Born:

Died: January 19, 1949

Married: Abigail Haskins

Children: Mrs. Robert A. Bogie

Dr. Charles H. Haskins was a pediatrician who served as school physician for Saranac Lake High School.

He also served as president of the Saranac Lake Study and Craft Guild in 1949.

He lived at 1 Johnson Road near Moody Pond.  He died in an accident in which he and Douglas Bombard went through the ice of Lower Saranac Lake.


AuSable Forks Record-Post, March 10, 1938

Saranac Lake Doctor Sprains His Knee

Dr. Charles H. Haskins, Saranac Lake school physician, will be confined to bed for several weeks, the result of an accident near his camp at Lone Pond a few days ago. Dr. Haskins while climbing down a bank slipped and sprained the tendons of his right knee. He was taken, to his home in the resort village, where Drs. Charles C. Trembley and Edward S. Welles attended him.

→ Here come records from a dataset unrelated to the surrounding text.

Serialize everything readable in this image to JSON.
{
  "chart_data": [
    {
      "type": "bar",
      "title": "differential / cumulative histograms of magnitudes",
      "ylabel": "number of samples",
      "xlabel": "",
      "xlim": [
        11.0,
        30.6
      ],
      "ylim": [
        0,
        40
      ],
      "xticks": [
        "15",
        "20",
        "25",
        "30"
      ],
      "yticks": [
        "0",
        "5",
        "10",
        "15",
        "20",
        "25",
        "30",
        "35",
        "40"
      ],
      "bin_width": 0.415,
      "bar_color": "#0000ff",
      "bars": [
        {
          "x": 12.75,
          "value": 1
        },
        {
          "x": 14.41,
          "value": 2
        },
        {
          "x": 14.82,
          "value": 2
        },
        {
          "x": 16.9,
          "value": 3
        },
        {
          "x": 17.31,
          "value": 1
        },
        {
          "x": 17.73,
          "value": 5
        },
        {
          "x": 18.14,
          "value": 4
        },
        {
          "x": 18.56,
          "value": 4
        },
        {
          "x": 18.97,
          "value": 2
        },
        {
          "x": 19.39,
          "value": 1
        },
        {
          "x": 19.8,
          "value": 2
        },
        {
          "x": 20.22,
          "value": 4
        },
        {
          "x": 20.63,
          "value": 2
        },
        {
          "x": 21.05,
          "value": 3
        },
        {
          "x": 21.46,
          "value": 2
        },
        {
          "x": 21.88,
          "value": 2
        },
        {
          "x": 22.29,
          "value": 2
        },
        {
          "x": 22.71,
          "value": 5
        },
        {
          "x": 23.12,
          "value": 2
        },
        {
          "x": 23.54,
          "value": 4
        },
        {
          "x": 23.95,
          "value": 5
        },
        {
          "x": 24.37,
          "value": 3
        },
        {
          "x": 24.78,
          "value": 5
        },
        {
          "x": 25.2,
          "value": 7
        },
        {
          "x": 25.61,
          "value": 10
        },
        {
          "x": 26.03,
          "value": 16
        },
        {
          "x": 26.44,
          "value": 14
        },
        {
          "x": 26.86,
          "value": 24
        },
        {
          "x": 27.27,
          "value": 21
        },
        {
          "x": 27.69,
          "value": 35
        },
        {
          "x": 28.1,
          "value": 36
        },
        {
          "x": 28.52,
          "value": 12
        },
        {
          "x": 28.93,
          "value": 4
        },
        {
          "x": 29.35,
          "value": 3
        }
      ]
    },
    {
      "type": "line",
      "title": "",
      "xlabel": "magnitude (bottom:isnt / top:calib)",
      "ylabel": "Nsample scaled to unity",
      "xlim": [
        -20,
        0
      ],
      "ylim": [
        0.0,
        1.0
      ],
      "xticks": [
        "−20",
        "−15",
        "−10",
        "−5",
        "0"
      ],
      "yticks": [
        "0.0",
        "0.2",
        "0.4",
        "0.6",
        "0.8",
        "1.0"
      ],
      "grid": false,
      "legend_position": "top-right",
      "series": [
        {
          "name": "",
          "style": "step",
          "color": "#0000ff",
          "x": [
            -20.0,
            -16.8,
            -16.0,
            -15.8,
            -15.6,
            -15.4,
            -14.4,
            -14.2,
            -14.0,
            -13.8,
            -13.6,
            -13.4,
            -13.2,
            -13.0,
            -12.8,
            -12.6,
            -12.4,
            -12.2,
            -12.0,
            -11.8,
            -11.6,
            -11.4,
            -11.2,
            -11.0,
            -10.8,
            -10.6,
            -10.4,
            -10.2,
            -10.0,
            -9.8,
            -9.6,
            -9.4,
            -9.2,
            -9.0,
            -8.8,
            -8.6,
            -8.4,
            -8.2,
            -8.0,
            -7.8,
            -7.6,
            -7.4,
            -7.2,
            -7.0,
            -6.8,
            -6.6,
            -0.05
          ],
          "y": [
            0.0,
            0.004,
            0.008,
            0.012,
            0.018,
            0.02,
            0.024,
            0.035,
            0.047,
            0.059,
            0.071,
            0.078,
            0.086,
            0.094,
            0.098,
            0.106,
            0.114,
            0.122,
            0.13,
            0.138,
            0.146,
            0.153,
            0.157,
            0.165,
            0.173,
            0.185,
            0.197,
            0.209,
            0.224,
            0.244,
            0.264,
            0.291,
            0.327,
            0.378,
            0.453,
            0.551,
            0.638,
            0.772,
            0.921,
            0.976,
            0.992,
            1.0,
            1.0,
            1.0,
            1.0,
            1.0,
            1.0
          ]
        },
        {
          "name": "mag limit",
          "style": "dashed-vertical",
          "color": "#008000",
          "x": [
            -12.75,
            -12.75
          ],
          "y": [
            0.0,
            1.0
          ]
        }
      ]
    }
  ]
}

Adirondack Daily Enterprise, January 19, 1948

Dr. Charles Haskins of 1 Johnson road has returned from Albany and Washington, D. C. where he spent a week on business for the Study and Craft Guild.


Chateaugay Record, January 21, 1949

TWO SARANAC MEN DIE FROM DROWNING

Dr. Charles H. Haskins and Justice of the Peace Alfred Douglas Bombard, of Saranac Lake, were drowned in the icy waters of Lower Saranac Lake on Tuesday night. The two men were driving across the lake in a car to the Haskins camp across the water. The ice was only about an inch and a half thick at the point where car plunged through. The bodies were found Wednesday afternoon.

Mr. Bombard was a son of Mrs. Edith (Crawford) Bombard and the late Giles A. Bombard, of Saranac Lake, and a nephew of Mrs. Ella Douglas, of Chateaugay. He was 44 years of age.


From the obituary of Frances Johnston Diebboll, Adirondack Daily Enterprise, May 14, 2020

. . . Beginning in the 1920s, Dr. Joseph Johnston spent some time in Saranac Lake with his close friend, Dr. Charles "Tek" Haskins, who had come to cure his tuberculosis. Tek had a camp on Lower Saranac Lake, which he shared with Dr. Johnston and his family. Tek tragically died in the winter of 1949 when he went through the ice on Lower Saranac Lake while riding in a car up to his camp near the "Narrows." Tek's camp is now known as campsite No. 46.